In the case of the National Party, these harsh and ruthless arguments almost always originate from the deep social wounds that were opened up in the course of constructing the global economy that the neoliberal ideology both explains and defends. Perhaps the best description of what the first two decades of neoliberalism wrought was provided by the American liberal philosopher, Richard Rorty. In his 1998 book,Achieving Our Country, he also accurately prophesied our present populist fevers:
“Members of labor unions, and unorganized unskilled workers, will sooner or later realize that their government is not even trying to prevent wages from sinking or to prevent jobs from being exported. Around the same time, they will realize that suburban white-collar workers — themselves desperately afraid of being downsized — are not going to let themselves be taxed to provide social benefits for anyone else.

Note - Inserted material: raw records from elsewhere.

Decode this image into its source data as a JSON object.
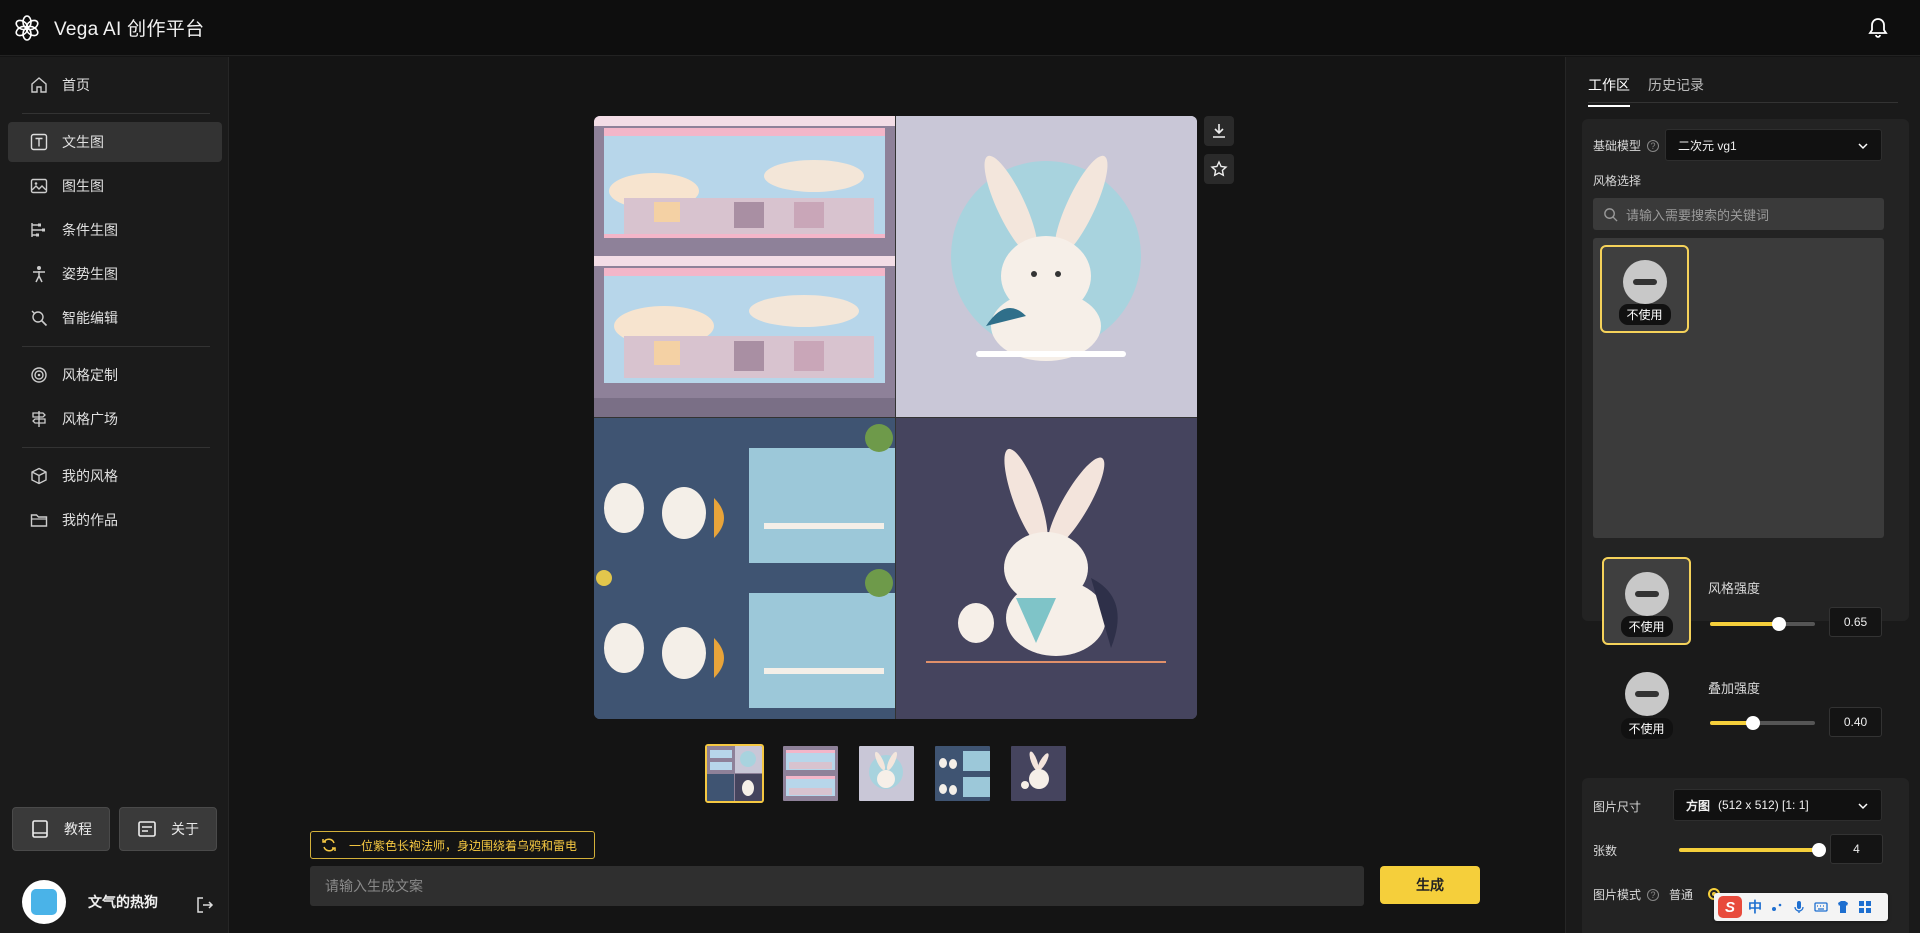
{
  "app": {
    "title": "Vega AI 创作平台"
  },
  "nav": {
    "items": [
      {
        "label": "首页",
        "icon": "home-icon"
      },
      {
        "label": "文生图",
        "icon": "text-icon",
        "active": true
      },
      {
        "label": "图生图",
        "icon": "image-icon"
      },
      {
        "label": "条件生图",
        "icon": "condition-icon"
      },
      {
        "label": "姿势生图",
        "icon": "pose-icon"
      },
      {
        "label": "智能编辑",
        "icon": "smart-edit-icon"
      },
      {
        "label": "风格定制",
        "icon": "target-icon"
      },
      {
        "label": "风格广场",
        "icon": "signpost-icon"
      },
      {
        "label": "我的风格",
        "icon": "cube-icon"
      },
      {
        "label": "我的作品",
        "icon": "folder-icon"
      }
    ],
    "tutorial_label": "教程",
    "about_label": "关于"
  },
  "user": {
    "name": "文气的热狗"
  },
  "main": {
    "suggestion": "一位紫色长袍法师，身边围绕着乌鸦和雷电",
    "prompt_placeholder": "请输入生成文案",
    "generate_label": "生成",
    "thumbnails": 5,
    "selected_thumbnail": 1
  },
  "right": {
    "tabs": [
      "工作区",
      "历史记录"
    ],
    "active_tab": 0,
    "base_model_label": "基础模型",
    "base_model_value": "二次元 vg1",
    "style_select_label": "风格选择",
    "style_search_placeholder": "请输入需要搜索的关键词",
    "no_use_label": "不使用",
    "style_strength_label": "风格强度",
    "style_strength_value": "0.65",
    "overlay_strength_label": "叠加强度",
    "overlay_strength_value": "0.40",
    "image_size_label": "图片尺寸",
    "image_size_name": "方图",
    "image_size_value": "(512 x 512) [1: 1]",
    "count_label": "张数",
    "count_value": "4",
    "count_fraction": 1.0,
    "image_mode_label": "图片模式",
    "image_mode_option": "普通",
    "accent_color": "#f5cf3b"
  },
  "ime": {
    "label": "中"
  }
}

“At that point, something will crack. The non-suburban electorate will decide that the system has failed and start looking for a strongman to vote for — someone willing to assure them that, once he is elected, the smug bureaucrats, tricky lawyers, overpaid bond salesmen, and postmodernist professors will no longer be calling the shots.”
Simon Bridges’ graceless response to the Ardern Government’s Covid-19 Pandemic Economic Response Package was a potent example of the way in which right-wing parties like National remind Rorty’s “suburban white-collar workers” that the best way to prevent themselves from being “taxed to provide social benefits for anyone else” is to put their votes behind those who will not countenance the notion that beneficiaries are citizens too.

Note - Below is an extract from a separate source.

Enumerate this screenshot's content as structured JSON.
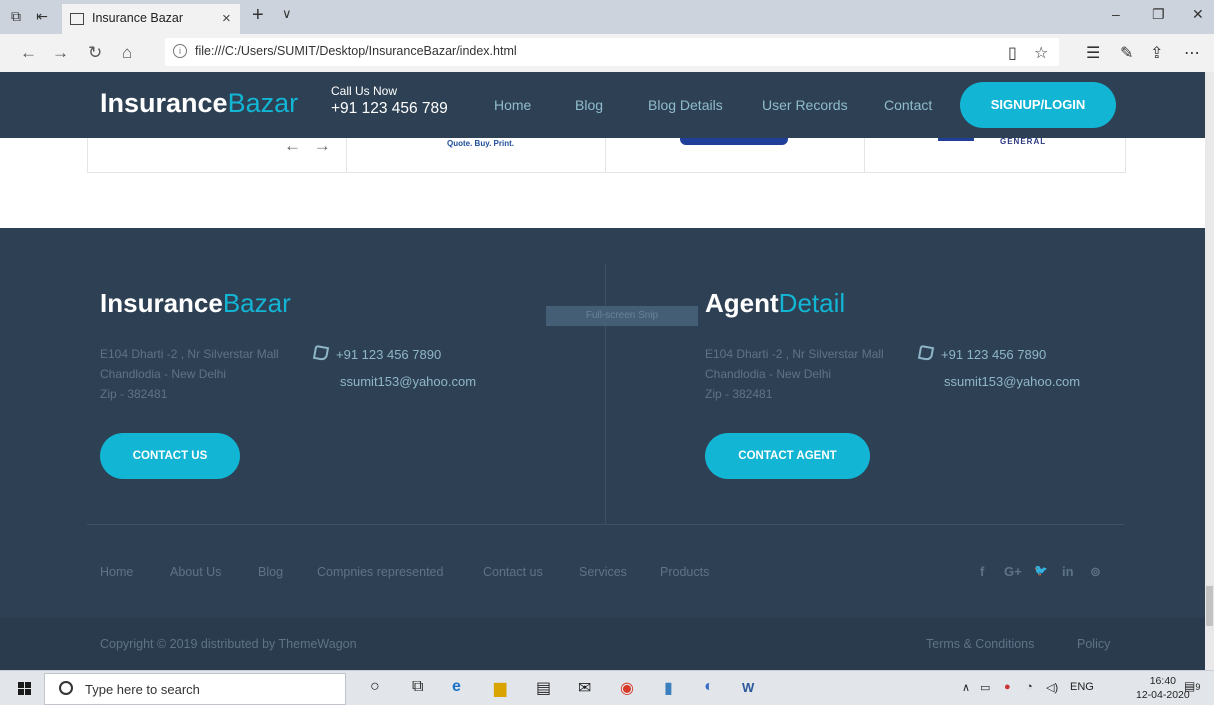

Critics of Bridges’ harsh words – and there have been many – cannot fathom how any decent person could fail so abjectly to recognise the needs of their fellow New Zealanders. To these people, the best of us, I would say – more in sorrow than in anger – read Bloodlands. From its grim pages you will learn about political leaders who, over many years, were able to convince their followers that while some human-beings are indeed endowed with rights and are, therefore, worthy of the state’s protection; there are others, masquerading as human-beings, who are not. In the case of Stalin’s and Hitler’s followers, these convictions allowed them to slaughter “class enemies” and “sub-humans” by the thousand – by the million. Those with something to lose; those with something to gain; when set in motion by leaders willing to sanction and facilitate whatever measures are deemed necessary to advance their interests; will do anything, stop at nothing.
We are not an inherently benign species. For good, or ill, we are easily led. That’s why the character of a nation’s leadership matters. That’s why it matters more than anything.